Daines’ Effort to Protect Montana Truckers from Biden’s Heavy-Handed Green Regulations Passes U.S. Senate

U.S. SENATE – U.S. Senator Steve Daines’ effort to overturn President Biden’s aggressive EPA regulation on heavy-duty vehicle emissions passed the U.S. Senate this week by a vote of 50-49. President Biden’s regulation would devastate Montana’s trucking industry by raising costs for Montanans while they are already facing sky-high inflation and incentivize older, less efficient trucks to stay on the road.

“As Montanans struggle to keep up with rising costs and the supply chain remains strained, the last thing we need is heavy-handed regulations that will raise freight costs and put good-paying Montana trucking jobs in jeopardy.
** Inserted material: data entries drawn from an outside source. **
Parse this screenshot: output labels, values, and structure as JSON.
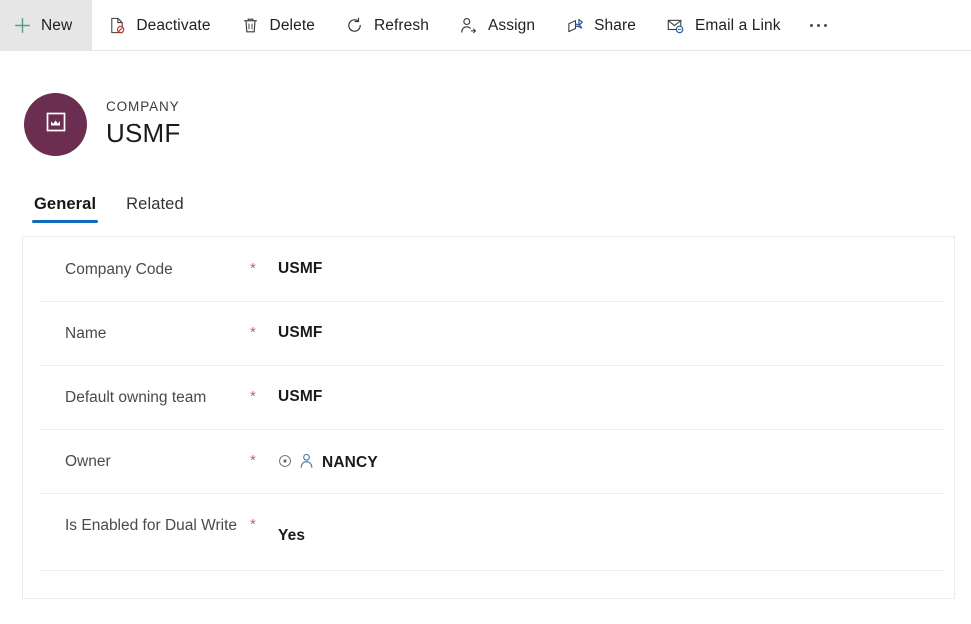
{
  "commandbar": {
    "buttons": [
      {
        "label": "New",
        "icon": "plus-icon",
        "state": "active"
      },
      {
        "label": "Deactivate",
        "icon": "deactivate-icon",
        "state": "default"
      },
      {
        "label": "Delete",
        "icon": "trash-icon",
        "state": "default"
      },
      {
        "label": "Refresh",
        "icon": "refresh-icon",
        "state": "default"
      },
      {
        "label": "Assign",
        "icon": "assign-user-icon",
        "state": "default"
      },
      {
        "label": "Share",
        "icon": "share-icon",
        "state": "default"
      },
      {
        "label": "Email a Link",
        "icon": "email-link-icon",
        "state": "default"
      }
    ],
    "overflow_icon": "ellipsis-icon"
  },
  "record_header": {
    "entity_label": "COMPANY",
    "title": "USMF",
    "avatar_icon": "company-icon",
    "avatar_color": "#6B2E50"
  },
  "tabs": [
    {
      "label": "General",
      "selected": true
    },
    {
      "label": "Related",
      "selected": false
    }
  ],
  "form": {
    "fields": [
      {
        "label": "Company Code",
        "required": "*",
        "value": "USMF"
      },
      {
        "label": "Name",
        "required": "*",
        "value": "USMF"
      },
      {
        "label": "Default owning team",
        "required": "*",
        "value": "USMF"
      },
      {
        "label": "Owner",
        "required": "*",
        "value": "NANCY",
        "icons": [
          "recent-record-icon",
          "person-icon"
        ]
      },
      {
        "label": "Is Enabled for Dual Write",
        "required": "*",
        "value": "Yes"
      }
    ]
  },
  "colors": {
    "tab_underline": "#0F6CBD",
    "required_asterisk": "#C6657A",
    "new_icon": "#5A9E7D",
    "accent_blue": "#2B579A"
  }
}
I will always stand up against President Biden’s woke, green agenda that threatens Montana truckers and families’ livelihoods and I look forward to seeing House Republicans do the same,”Daines said.

Daines helped introduce the bill with Senator Deb Fischer (R-Neb.) in February.


The EPA finalized its rule on new emissions standards for heavy-duty vehicles on December 20, 2022. The rule’s new standards cover nitrogen oxides (NOx) and other air pollutants including particulate matter (PM), hydrocarbons and carbon monoxide (CO). The rule would also change requirements regarding emission control systems and emission-related warranties.

The EPA estimated the technology required to meet the new rule’s standards will cost between $2,568 and $8,304 per vehicle. The American Truck Dealers Association estimates it is more likely a $42,000 increase per truck. In total, the EPA projects the associated costs of this new regulation on the country could reach $55 billion over the lifetime of the program.

The EPA’s regulation would be challenging to implement and make new, compliant trucks cost-prohibitive. By increasing the cost of a new truck, the regulation actually incentivizes keeping older, higher-emitting trucks in service longer. It would also likely force many “mom & pop” commercial trucking operations out of business while encouraging larger trucking operations to pass these higher costs onto consumers.

Adding new financial burdens on the trucking industry would increase the cost of any product transported by trucks, including food, clothing, and other commodities.